A-Man and the C-City

Director: Hanno Nehring (Germany). Year of Release: 2022

At the beginning of the film, instead of the usual 15 minutes of adverts there’s just silence. Nothing on the screen, no lights dimmed, nothing. Then after about 10 minutes, a man bounds to the front. He introduces himself as Hanno Nehring – the director of this no-budget film. He claims that it cost €15,000 to make, but you find it hard to see where all that money went. Nehing than goes on at length about how he doesn’t like to talk much before a film starts.

Hanno Nehring is so genial that you start wanting to love the film. This is a one-off showing in the biggest screen of the cinema. There is room for hundreds of people but there are maybe 10 of us her tonight. I’m not sure how many of the others were also there because they’ve got a yearly ticket and have run out of films that they want to watch and haven’t seen already (it’s not been a tremendous week for film).

Although this is a very German production – filmed on location in Bavaria with German actors – for some reason, they all speak in English with German subtitles. The film opens with credits informing us of a fairly recent medical discovery that Hitler actually was monoorchid – the credits helpfully inform us that this means that he had only one testicle.

The cameras move to real life coverage of a Querdenker rally. How to describe the Querdenkers? Well, they are a strange conglomeration of anti-Vaxxers, esoteric hippies and outright Nazis. We hear a speaker telling the sparse crowd that you don’t have to be a conspiracy theorist to be worried that the founder of Microsoft, a man – he says ominously – who has no medical qualifications, is allowed to mainstream German television to spout liberal claptrap.

This group of Querdenkers appear to be more on the hippie side of things – they’re playing Let the Sunshine In from Hair for God’s sake – but the voiceover speculates about the 1930s and wonders how long it will take the next monoorchid megalomaniac to take over. There is some fertile soil here for a serious film. The sense of helplessness and mistrust of the government’s Covid policy permeated German society, and Nazi groups really did try to take advantage of this.

But A-Man and the C-City has no intention of being a serious film, and is playing this entirely for laughs, even when the laughs are hard to come by. It is set in a Munich that appears to be entirely deserted. All the shops are closed and the streets are empty apart for a man and a younger woman. It’s not clear whether they are relatives or lovers – it turns out that she is both his niece and his girlfriend.

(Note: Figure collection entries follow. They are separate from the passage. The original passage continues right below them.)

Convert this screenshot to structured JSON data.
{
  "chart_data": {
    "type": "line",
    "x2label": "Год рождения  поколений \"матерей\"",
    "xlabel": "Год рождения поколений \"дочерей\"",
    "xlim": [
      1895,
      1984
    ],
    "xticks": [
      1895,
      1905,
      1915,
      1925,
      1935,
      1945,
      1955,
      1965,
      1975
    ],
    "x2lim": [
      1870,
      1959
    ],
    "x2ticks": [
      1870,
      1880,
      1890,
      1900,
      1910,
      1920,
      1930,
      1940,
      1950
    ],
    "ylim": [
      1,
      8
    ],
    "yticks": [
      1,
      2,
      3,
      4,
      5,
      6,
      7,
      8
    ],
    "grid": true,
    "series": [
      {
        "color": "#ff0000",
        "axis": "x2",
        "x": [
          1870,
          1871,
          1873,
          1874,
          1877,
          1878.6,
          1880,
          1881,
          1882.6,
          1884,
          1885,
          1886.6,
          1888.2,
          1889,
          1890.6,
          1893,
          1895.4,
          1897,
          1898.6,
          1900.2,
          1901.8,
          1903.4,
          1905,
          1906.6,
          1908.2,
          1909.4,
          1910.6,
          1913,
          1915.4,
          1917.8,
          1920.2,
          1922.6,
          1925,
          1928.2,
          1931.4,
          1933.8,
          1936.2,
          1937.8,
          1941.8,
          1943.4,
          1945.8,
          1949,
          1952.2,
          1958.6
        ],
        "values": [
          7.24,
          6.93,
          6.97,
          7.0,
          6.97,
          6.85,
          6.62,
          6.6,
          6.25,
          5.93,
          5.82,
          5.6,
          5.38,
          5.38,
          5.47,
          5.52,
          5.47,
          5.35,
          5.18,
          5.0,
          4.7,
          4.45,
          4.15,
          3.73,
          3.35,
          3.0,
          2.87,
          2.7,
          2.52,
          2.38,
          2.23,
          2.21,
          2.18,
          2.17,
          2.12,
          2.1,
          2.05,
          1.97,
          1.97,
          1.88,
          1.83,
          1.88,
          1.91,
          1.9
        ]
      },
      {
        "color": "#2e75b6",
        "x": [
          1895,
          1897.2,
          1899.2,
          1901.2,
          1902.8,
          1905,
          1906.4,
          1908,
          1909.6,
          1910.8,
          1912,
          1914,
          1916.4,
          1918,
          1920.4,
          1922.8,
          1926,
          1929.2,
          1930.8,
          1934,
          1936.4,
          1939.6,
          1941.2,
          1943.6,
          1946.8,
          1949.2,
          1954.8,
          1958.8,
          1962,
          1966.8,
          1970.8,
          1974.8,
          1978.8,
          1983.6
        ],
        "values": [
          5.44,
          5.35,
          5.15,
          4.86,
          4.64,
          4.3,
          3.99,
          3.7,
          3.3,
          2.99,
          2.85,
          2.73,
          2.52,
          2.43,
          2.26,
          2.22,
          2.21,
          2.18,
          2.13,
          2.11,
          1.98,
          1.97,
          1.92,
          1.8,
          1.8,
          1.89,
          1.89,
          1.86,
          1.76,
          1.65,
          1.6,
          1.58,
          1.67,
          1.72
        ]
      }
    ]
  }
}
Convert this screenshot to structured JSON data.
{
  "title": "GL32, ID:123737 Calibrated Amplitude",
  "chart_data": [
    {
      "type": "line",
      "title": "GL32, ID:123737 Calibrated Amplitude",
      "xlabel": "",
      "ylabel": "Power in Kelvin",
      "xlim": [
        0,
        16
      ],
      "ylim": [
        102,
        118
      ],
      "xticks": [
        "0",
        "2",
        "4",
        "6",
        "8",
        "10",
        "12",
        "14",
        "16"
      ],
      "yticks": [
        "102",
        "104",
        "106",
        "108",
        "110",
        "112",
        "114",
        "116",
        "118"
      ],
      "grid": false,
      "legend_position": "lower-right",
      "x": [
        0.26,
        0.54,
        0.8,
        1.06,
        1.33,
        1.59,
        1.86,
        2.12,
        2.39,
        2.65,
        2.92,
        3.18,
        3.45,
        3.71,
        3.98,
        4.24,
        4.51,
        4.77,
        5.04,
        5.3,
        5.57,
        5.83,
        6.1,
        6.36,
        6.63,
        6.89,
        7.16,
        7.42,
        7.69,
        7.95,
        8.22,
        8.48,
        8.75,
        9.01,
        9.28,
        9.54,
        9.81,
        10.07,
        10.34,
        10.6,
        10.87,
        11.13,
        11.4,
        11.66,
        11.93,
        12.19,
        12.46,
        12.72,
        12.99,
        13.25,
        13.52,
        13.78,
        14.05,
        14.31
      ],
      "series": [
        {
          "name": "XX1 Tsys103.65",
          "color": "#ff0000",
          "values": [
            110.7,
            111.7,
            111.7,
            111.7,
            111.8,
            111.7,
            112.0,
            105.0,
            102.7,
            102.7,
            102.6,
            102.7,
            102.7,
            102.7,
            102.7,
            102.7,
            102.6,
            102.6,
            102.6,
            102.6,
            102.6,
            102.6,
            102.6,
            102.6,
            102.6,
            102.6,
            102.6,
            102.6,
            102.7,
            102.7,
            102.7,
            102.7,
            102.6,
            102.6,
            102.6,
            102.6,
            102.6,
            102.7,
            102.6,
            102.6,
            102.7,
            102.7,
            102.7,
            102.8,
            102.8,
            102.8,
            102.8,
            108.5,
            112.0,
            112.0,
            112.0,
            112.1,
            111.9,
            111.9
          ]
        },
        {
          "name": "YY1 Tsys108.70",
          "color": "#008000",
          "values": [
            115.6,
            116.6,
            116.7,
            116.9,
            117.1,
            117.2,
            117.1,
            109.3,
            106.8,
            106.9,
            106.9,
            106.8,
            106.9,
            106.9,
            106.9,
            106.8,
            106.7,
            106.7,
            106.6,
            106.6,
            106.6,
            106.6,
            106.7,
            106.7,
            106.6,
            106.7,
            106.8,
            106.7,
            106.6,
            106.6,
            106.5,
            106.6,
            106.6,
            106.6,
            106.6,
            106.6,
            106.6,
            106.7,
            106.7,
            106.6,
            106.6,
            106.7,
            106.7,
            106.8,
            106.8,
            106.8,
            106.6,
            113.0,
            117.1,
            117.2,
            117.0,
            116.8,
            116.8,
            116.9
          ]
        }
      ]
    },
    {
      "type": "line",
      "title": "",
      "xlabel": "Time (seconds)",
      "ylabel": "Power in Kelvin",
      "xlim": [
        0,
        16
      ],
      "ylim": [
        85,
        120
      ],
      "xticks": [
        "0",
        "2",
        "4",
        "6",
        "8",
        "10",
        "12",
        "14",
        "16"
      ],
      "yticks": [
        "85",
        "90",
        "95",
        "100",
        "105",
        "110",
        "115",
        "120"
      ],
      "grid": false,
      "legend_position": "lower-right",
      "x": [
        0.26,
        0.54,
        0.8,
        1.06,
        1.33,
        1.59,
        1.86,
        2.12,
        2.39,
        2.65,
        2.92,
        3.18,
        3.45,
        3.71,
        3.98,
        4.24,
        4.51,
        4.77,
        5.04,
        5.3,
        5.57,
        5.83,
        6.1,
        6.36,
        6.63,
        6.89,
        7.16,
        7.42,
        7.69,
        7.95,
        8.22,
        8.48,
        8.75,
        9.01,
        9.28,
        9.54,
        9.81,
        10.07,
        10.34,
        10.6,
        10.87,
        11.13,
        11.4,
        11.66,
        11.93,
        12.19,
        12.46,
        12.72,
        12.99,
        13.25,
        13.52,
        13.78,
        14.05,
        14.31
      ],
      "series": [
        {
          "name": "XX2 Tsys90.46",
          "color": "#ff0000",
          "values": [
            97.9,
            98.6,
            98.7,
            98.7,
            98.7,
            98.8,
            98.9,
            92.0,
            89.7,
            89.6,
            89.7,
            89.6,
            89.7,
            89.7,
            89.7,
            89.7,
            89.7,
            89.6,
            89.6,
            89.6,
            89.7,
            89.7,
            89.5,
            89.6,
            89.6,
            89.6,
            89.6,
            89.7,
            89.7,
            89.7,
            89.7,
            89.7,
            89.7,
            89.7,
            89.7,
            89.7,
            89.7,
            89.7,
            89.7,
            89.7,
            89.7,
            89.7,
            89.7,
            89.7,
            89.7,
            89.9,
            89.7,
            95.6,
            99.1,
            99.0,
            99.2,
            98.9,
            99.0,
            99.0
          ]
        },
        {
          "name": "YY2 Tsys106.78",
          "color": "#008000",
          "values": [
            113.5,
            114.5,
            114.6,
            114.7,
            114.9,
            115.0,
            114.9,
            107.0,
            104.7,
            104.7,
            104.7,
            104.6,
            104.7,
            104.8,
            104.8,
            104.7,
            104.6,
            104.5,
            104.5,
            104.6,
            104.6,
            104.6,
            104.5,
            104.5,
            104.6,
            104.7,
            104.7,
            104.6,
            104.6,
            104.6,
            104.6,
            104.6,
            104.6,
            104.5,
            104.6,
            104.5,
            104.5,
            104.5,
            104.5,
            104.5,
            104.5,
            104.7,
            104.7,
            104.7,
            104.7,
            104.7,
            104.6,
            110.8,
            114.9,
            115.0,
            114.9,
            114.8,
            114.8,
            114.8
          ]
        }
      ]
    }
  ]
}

The plot, such as it is, consists of them joining a neo-Nazi cell. There are some vilely racist speeches about refugees and how Merkel failed the country by allowing them in. I presume that we are not supposed to take this seriously because the gang is so obviously stupid, but the film is billed as a parody. Are we supposed to find it funny? When a visual pun compares mask wearers with women in hijabs, is this laughing at or with racist ideas?

The A-man (we can guess what the A is short for) also has one testicle, and is played in a manically overacted style that seems to be intentional. The film revels in its low budget, though it is hard to tell whether these are truly bad actors, or are very good actors who are able to convey a sense of incompetence. In a way it’s a moot point as the effect on the audience is the same.

I haven’t got to the appearance of God – in fact two different possible Gods, one of whom tries to prove his godliness by showing his bum. Nor of the A-man’s attempt to further his girlfriend Beate’s career as an opera singer, despite her lack of obvious talent. Nor his attempt to shoot a container full of refugees dead live on camera, which is thwarted by his inability to start the camera. There are a lot of half-ideas here, but none is looked at with any intellectual curiosity.

And here’s the problem. Satires tend to only work if they treat their subject seriously. And yet Nehring’s approach seems to be to portray Nazis as incompetent fools and hope that they will go away. I think that the threat is too real for this to be a serious option. This is not just a political comment, but an artistic one. There is no tension, and no effective humour. For me, at least, the comedy just didn’t work.

Now I know that comedy, maybe more than any other art form, is a subjective thing. And I’m not sure exactly what my criticism is. Yes, it’s dumb, but so are the Three Stooges and Bill and Ted, and I find both hilarious. Even though tonight’s showing had few laughs, I’m sure that there’s an audience for this. I hesitate to bring up the dread phrase “German humour” as you can’t reduce a whole country to the stereotype of humourlessnes. But sometimes the cap seems to fit.